Rakının gelmesini beklerken yan masadaki kadın:

- Bilinçaltınla konuş, bu sana iyi gelecek.
- Nasıl?
- Kafanın içindeki gerçek düşünceleri masaya koy diyorum.
- Kafamın içinde bir şey olduğu filan yok.
Yanıma geldi, çantasının içinden bir ayna çıkardı.
- Yanaş
Kadına baktım. Ya deliydi ya da çok sarhoştu ve benim kafam iki ihtimali de kaldıracak halde değildi.
- Yanaştım, ne olmuş?
- Aynaya bak. Bak ikimize, gördün mü yüzümdeki çizgileri. Saymaya kalksan kaç gece devirirsin böyle. 40 yaşındayım ben. Bu çizgilerin oluşmasında bir tek senelerin kabahati yok. Her biri bir yürek kanaması bunların. O yüzden tavsiyeme kulak ver.
- Kulak versem de tam olarak ne demek istediğinizi anlamadım. Bilinçaltındakiler derken?
- Yapman gereken, yaptığın fakat asıl düşündüğün şeylerden bahsediyorum. Kendine itiraf et her şeyi. Her ne varsa bildiğin, gördüğün ya da hissettiğin. İstersen sana yardımcı olabilirim. Bana seni üzen herhangi bir şeyden bahset.
- Çok şişmanım.
- Gerçekten öyle düşünüyor olabilirsin. Fakat mavi gözlerini çok beğeniyorsun. Fazla derinler ve göz şeklin neredeyse elma büyüklüğünde. Dikkat çektiğinin farkındasın. Kendini o kadar da çirkin görmüyorsun aslında. Sadece ilişkilerindeki bir türlü 'olamama' durumlarını kilona bağlamak kolayına geliyor. Madem kilona bağlıyorsun neden kurtulmuyorsun onlardan? Çünkü hayattan vazgeçmişsin sen. Birileri üzmüş seni ve sen de bundan sonraki hayatını, yaşamın içindeki negatif olayları büyüterek geçirmeye bayılıyorsun.
- Yanılıyorsun sadece kilo mevzusu değil bu. Hiç arkadaşım da yok, üzülüyorum. Paylaşmamak yalnızlığıma yalnızlık katıyor.
- Yoo bence var. Sen görüşmek istemiyorsun. İnsanlarla görüştüğünde ne kadar şık olduklarını göreceksin, yaşamlarında yeni bir şeyler yaptıklarını duyacaksın, birileri onları kıskanıyor olacak, flörtlerinden bahsedecekler, ilişkilerindeki saçmalıkları, gelgitleri, sevişmelerini...
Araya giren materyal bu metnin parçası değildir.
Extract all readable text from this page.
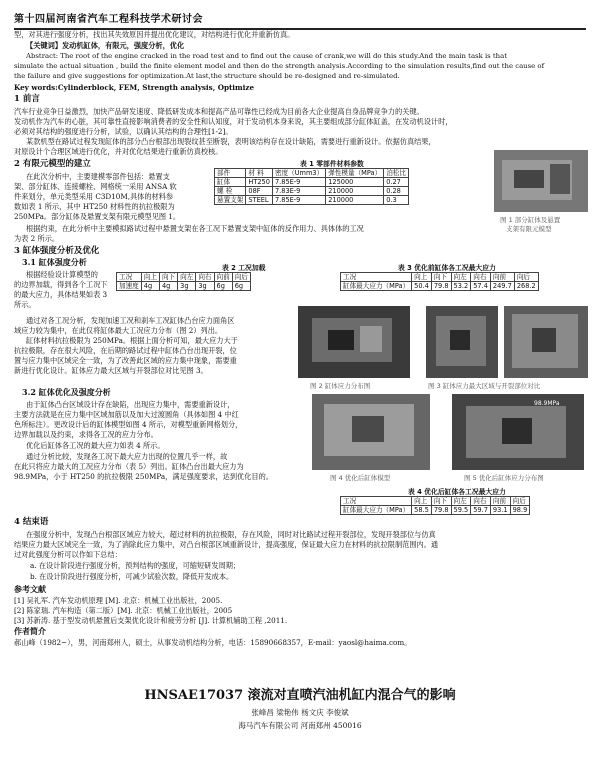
第十四届河南省汽车工程科技学术研讨会
型，对其进行强度分析，找出其失效原因并提出优化建议，对结构进行优化并重新仿真。
【关键词】发动机缸体，有限元，强度分析，优化
Abstract: The root of the engine cracked in the road test and to find out the cause of crank,we will do this study.And the main task is that
simulate the actual situation , build the finite element model and then do the strength analysis.According to the simulation results,find out the cause of
the failure and give suggestions for optimization.At last,the structure should be re-designed and re-simulated.
Key words:Cylinderblock, FEM, Strength analysis, Optimize
1 前言
汽车行业竞争日益激烈，加快产品研发速度、降低研发成本和提高产品可靠性已经成为目前各大企业提高自身品牌竞争力的关键。
发动机作为汽车的心脏，其可靠性直接影响消费者的安全性和认知度，对于发动机本身来说，其主要组成部分缸体缸盖，在发动机设计时，
必须对其结构的强度进行分析，试验，以确认其结构的合理性[1-2]。
某款机型在路试过程发现缸体的部分凸台根部出现裂纹甚至断裂，表明该结构存在设计缺陷，需要进行重新设计。依据仿真结果，
对原设计个合理区域进行优化，并对优化结果进行重新仿真校核。
2 有限元模型的建立
在此次分析中，主要建模零部件包括：悬置支
架、部分缸体、连接螺栓、网格统一采用 ANSA 软
件来划分，单元类型采用 C3D10M,具体的材料参
数如表 1 所示，其中 HT250 材料性的抗拉极限为
250MPa。部分缸体及悬置支架有限元模型见图 1。
根据约束，在此分析中主要模拟路试过程中悬置支架在各工况下悬置支架中缸体的反作用力、具体体的工况
为表 2 所示。
表 1 零部件材料参数
部件	材 料	密度（Umm3）	弹性模量（MPa）	泊松比
缸体	HT250	7.85E-9	125000	0.27
螺 栓	08F	7.83E-9	210000	0.28
悬置支架	STEEL	7.85E-9	210000	0.3
图 1 部分缸体及悬置
支架有限元模型
3 缸体强度分析及优化
3.1 缸体强度分析
根据经验设计算模型的
的边界加载，得到各个工况下
的最大应力，具体结果如表 3
所示。
表 2 工况加载
工况	向上	向下	向左	向右	向前	向后
加速度	4g	4g	3g	3g	6g	6g
表 3 优化前缸体各工况最大应力
工况	向上	向下	向左	向右	向前	向后
缸体最大应力（MPa）	50.4	79.8	53.2	57.4	249.7	268.2
通过对各工况分析，发现加速工况和刹车工况缸体凸台应力面角区
域应力较为集中，在此仅将缸体最大工况应力分布（图 2）列出。
缸体材料抗拉极限为 250MPa。根据上面分析可知，最大应力大于
抗拉极限，存在很大风险，在后期的路试过程中缸体凸台出现开裂，位
置与应力集中区域完全一致，为了改善此区域的应力集中现象，需要重
新进行优化设计。缸体应力最大区域与开裂部位对比见图 3。
图 2 缸体应力分布图	图 3 缸体应力最大区域与开裂部位对比
3.2 缸体优化及强度分析
由于缸体凸台区域设计存在缺陷，出现应力集中，需要重新设计，
主要方法就是在应力集中区域加筋以及加大过渡圆角（具体如图 4 中红
色所标注）。更改设计后的缸体模型如图 4 所示，对模型重新网格划分，
边界加载以及约束，求得各工况的应力分布。
优化后缸体各工况的最大应力如表 4 所示。
通过分析比较，发现各工况下最大应力出现的位置几乎一样，故
在此只将应力最大的工况应力分布（表 5）列出。缸体凸台出最大应力为
98.9MPa，小于 HT250 的抗拉极限 250MPa，满足强度要求，达到优化目的。	图 4 优化后缸体模型
98.9MPa
图 5 优化后缸体应力分布图
表 4 优化后缸体各工况最大应力
工况	向上	向下	向左	向右	向前	向后
缸体最大应力（MPa）	58.5	79.8	59.5	59.7	93.1	98.9
4 结束语
在强度分析中，发现凸台根部区域应力较大，超过材料的抗拉极限，存在风险，同时对比路试过程开裂部位，发现开裂部位与仿真
结果应力最大区域完全一致，为了消除此应力集中，对凸台根部区域重新设计，提高强度，保证最大应力在材料的抗拉限制范围内。通
过对此强度分析可以作如下总结：
a. 在设计阶段进行强度分析，预判结构的强度，可缩短研发周期；
b. 在设计阶段进行强度分析，可减少试验次数，降低开发成本。
参考文献
[1] 吴礼军. 汽车发动机原理 [M]. 北京：机械工业出版社，2005.
[2] 陈家瑞. 汽车构造（第二版）[M]. 北京：机械工业出版社，2005
[3] 苏新涛. 基于型发动机悬置后支架优化设计和疲劳分析 [J]. 计算机辅助工程 ,2011.
作者简介
郝山峰（1982~），男，河南郑州人，硕士，从事发动机结构分析，电话：15890668357，E-mail：yaosl@haima.com。
HNSAE17037 滚流对直喷汽油机缸内混合气的影响
张峰昌 梁艳伟 杨文庆 李俊斌
海马汽车有限公司 河南郑州 450016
Sonra kendine bakacaksın hepsinden eksik olduğunu fark edeceksin. Buna katlanmak istemediğin için kimseyi görmek istemiyorsun. Kimse doğuştan yalnız kalmaz bu hayatta. Tercih meselesidir yalnızlık. Aslında yalnızlık diye bir şey var mı ondan da emin değilim. 

Gerçek yalnızlık iletişim kurmamayı gerektirir. Kim dört duvara bakarak bir yaşam sürdürebilir ki? Aklı yitikler bile kafasında yer eden başka insanlarla konuşurlar. İnsansın sen! Hayatta kalman için iletişim kurman gerekir.
- Hayatta kalmak istediğimi nereden biliyorsun?
- Ölmek istediğini mi söyleyeceksin şimdi de? Hayatına son vermek oldukça kolay bir girişim pratikte. At kendini yüksek bir binanın çatı katından. Bak nasıl paramparça oluyorsun. Doğrudan geberirsin, temiz iş. Gerçekten ölmek istemediğini ikimiz de iyi biliyoruz. Ölmek isteyen insan ölür, bunu dillendirmez.

Dillendirmek, karşındakinin seni vazgeçirmesini sağlamak içindir. Bir nevi taktik, oyun gibi. Sen ölmek istediğini söyleyeceksin ve o da sana "saçmalama, ne kadar güzelsin, akıllısın, herkes seni çok seviyor..." diye uzatacak da uzatacak. Mütevazı olmak da böyle. Neymiş efendim o kıyafet gerçekten ona çok mu yakışmış mış! Hadi oradan! Sen de biliyorsun fıstık gibi olduğunu. Cazibeli göründüğünü, dikkat çektiğini, fark edildiğini ve bundan deli gibi haz aldığını. Ama sorsan herkes egosuz, herkes "aman efendim o sizin güzelliğiniz" kıvamında.

- Tut ki bilinçaltımdaki tüm düşünceleri buraya yerleştirdim. Bu bana ne fayda sağlayacak? Yani gece gece zaten kafam bozuk, elin sarhoşuyla uğraşamayacağım gidiyorum ben.
- Vaaay. Küçük hanım biraz önceki terk edilmenin acısını başka birinden çıkarıyor. Kalbi kırıldı çünkü. Kendini kötü hissettiği için başka birini kırmak istedi. Aynı şekilde olmalıydı ki daha kolay unutsun.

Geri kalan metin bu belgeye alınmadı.